Milk thistle for bile formation

Bile plays an important role in the digestive process. Milk thistle stimulates the action of the bile; it is bile-forming and bile-driving, which is due to the bitter substances contained in this thistle. Partly as a result, triglycdride levels are reduced. Elevated triglyceride levels may be linked to cardiovascular disease. Due to these medicinal properties, herbalists can prescribe milk thistle for:

  • Insufficient bile formation,
  • Dyspepsia due to poor fat digestion,
  • Prevention of gallstones,
  • cholestasis of pregnancy,
  • Motion Sickness.
  • High triglyceride levels.


Milk thistle and the portal circulation

The portal circulation is the circulation of blood from the intestines to the liver. The portal vein sends oxygen-poor, nutrient-rich blood to the intestines, stomach, spleen and liver. Milk thistle stimulates the function of the portal vein. In addition, milk thistle is haemostatic. In addition, your blood pressure may be lower due to liver disease. Milk thistle raises blood pressure to healthy values. In phytotherapy, this plant is a natural medicine for:

  • Portal hypertension, overpressure in the portal circulation,
  • Hemorrhoids, varicose veins, varicose ulcer,
  • Nosebleeds, esophageal bleeding if these are related to overpressure portal blood vessels,
  • Abundant menstruation, abnormal uterine bleeding.

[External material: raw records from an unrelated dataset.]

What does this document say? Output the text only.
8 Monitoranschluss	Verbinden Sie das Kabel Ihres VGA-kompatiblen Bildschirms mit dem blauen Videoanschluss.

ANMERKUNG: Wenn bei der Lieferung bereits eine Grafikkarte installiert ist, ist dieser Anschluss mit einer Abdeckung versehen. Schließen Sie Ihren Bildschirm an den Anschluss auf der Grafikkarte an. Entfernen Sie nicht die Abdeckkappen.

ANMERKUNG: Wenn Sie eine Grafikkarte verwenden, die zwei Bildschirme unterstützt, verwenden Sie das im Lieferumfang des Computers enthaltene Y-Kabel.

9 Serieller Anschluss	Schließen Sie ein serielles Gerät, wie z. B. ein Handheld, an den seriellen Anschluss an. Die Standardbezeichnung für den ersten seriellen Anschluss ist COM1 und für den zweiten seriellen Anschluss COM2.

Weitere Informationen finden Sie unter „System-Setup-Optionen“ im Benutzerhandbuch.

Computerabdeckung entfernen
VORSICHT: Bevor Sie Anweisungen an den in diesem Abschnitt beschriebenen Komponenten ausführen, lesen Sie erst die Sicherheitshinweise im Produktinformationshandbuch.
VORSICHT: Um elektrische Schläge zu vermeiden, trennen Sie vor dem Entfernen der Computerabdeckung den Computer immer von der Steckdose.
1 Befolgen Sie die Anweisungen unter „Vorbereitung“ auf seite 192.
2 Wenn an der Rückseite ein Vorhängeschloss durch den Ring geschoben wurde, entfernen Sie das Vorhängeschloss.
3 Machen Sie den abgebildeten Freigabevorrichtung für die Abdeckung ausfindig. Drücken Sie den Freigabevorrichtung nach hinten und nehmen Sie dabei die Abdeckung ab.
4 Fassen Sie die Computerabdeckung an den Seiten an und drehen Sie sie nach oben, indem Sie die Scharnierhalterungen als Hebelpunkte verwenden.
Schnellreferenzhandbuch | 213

Other medicinal properties of milk thistle

The medicinal properties already mentioned are the primary activities for which herbalists use milk thistle. In addition, there are a number of secondary effects of this stimulating plant:

Milk thistle leaves / Source: Giancarlo Dessì, Wikimedia Commons (CC BY-SA-3.0)

  • In addition to the liver, milk thistle protects the kidneys from toxic substances,
  • The bitter substances make it a digestive and mild laxative herb,
  • It promotes breast milk formation,
  • It inhibits inflammation,
  • Milk thistle is diuretic and blood purifying,
  • It has a relaxing effect,
  • It is an antipyretic plant,
  • The pancreas is protected and blood sugar levels lower, making it a remedy for diabetes mellitus,
  • Because it prevents the formation of blood vessels in tumors, it is an anti-cancer plant.


Consult a herbal therapist

Anyone who wants to use milk thistle as a medicinal remedy is recommended to consult a herbal therapist. Milk thistle extracts and medicines in the form of mother tinctures, powders, nebulisate, liquid extract, ointment, cream and capsules should only be used on the prescription of authorized persons. A herbal therapist can tell you more about this, as well as about any side effects and interactions with other medicines or herbs. There are also beneficial combinations with herbs. All medicinal effects of this medicinal herb mentioned in this article are based on scientific research and come from Geert Verhelst’s Large Handbook of Medicinal Plants, a standard work in the field of healing plants. The book is used in phytotherapy.